Standards Inform Technology Curriculum
There are three sets of standards that most commonly inform elementary and middle school technology curriculum to prepare students for high school.
The International Society of Technology Educators Standards for Students (ISTE-S 2016) guide most of this K-8 digital literacy curriculum and instruction. The seven ISTE standards focus on “transforming learning with technology” by creating students who use digital concepts and tools to become:
- Empowered Learners
- Digital citizens
- Knowledge Constructors
- Innovative Designers
- Computational Thinkers
- Creative Communicators
- Global Collaborators
Every state has adopted current or previous versions of the ISTE standards as a framework for digital literacy instruction as part of technology-driven high school readiness initiatives.
In addition to ISTE, the Computer Science Teachers Association (CSTA) Computer Science Standards often drive components of technology skills instruction for students in elementary school, middle school, and high school. The CSTA standards typically have more of a technical emphasis than the ISTE standards and are often used to guide computer science curriculum and instruction. Major CSTA themes include:
- Computing Systems
- Networks and the Internet
- Data and Analysis
- Algorithms and Programming
- Impacts of Computing
As with ISTE standards, many states have also adopted the CSTA Computer Science Standards.
Now, even Common Core content standards in reading, writing, and mathematics require that students use digital tools to learn about and demonstrate their understanding of core content concepts and skills. For example:
Middle School ELA college and career “anchors” require students to “use technology, including the internet, to produce and publish writing and to interact and collaborate with others” and to “gather relevant information from multiple print and digital sources, assess their credibility and accuracy…and integrate the information while avoiding plagiarism.”
Middle school mathematics practice standards require students to “regularly use digital tools for math instruction” like spreadsheets, statistical packages and geometry software. The same standard also requires students to “use technology to visualize results of assumptions” and make predictions and to use technology tools to deepen mathematics concepts.
While common Core may not be adopted by all states, most state-level core standards also feature embedded technology skills.
Online Assessments Require Technology Skills
In addition to standards, high-stakes online assessments like SmarterBalanced and a growing number of statewide assessments require students to have fundamental technology skills. While the objective of these online assessments is to determine student achievement in reading, writing, and mathematics, they often require that students have these technology skills in order to navigate the assessment and respond to questions.
As early as third grade, students need essential technology skills around computer fundamentals (mouse navigation, tabbed browsing, scrolling, launching onscreen audio and video player), and typing (students as early as third grade may be asked to type short responses). Students are also expected to answer questions by understanding and using digital concepts and skills like dragging and dropping objects, navigating drop-down menus, and using highlighters. Specifically, online mathematics assessments require additional knowledge around spreadsheets, graphs and charts, and interactive numbers lines and shapes.
Research suggests that elementary and middle school students who take online assessments like these tend to score lower than similar students who take the same assessment in traditional paper-and-pencil formats.
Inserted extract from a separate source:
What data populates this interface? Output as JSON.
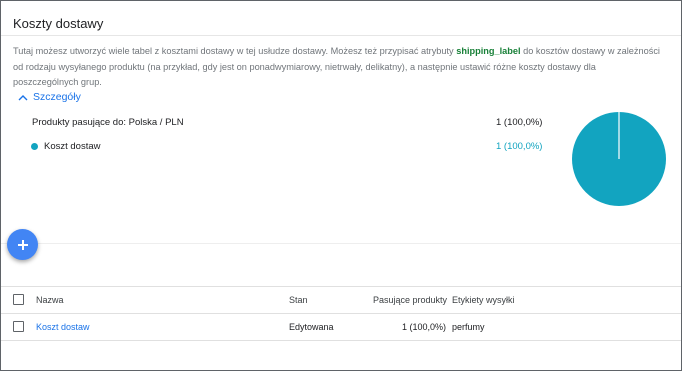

Educators realize that students need direct instruction in technology skills in order to demonstrate their achievement of core concepts on these high-stakes, online assessments.
School Initiatives Prompt Technology Instruction
In addition to standards and online assessments, initiatives encourage educators to pursue elementary and middle school technology curriculum.
E-Rate provides schools across the United States with funding to provide high-speed networks and broadband access, among other things. By E-Rate funds for technology projects, schools are then required to deliver a digital literacy curriculum to students that is focused on digital citizenship and online safety as part of the E-Rate agreement.
Growing numbers of schools are adopting project-based instructional models around science, technology, engineering, and math. These STEM schools recognize that technology skills are foundational, using technology skills as a vehicle for students to become budding scientists, technologists, engineers, and mathematicians.
Computer Science and Coding
“Computer Science for All” initiatives like “Hour of Code” drive elementary and middle school curriculum around computational thinking and coding with the aim of helping all students understand how to think critically, solve problems, and even learn coding language.
In both helping elementary and middle school students meet standards, prepare for online assessments, and address important initiatives and understanding the need for all students to be proficient in digital skills, schools across the country have begun to deliver integrated and comprehensive technology curriculum and instruction.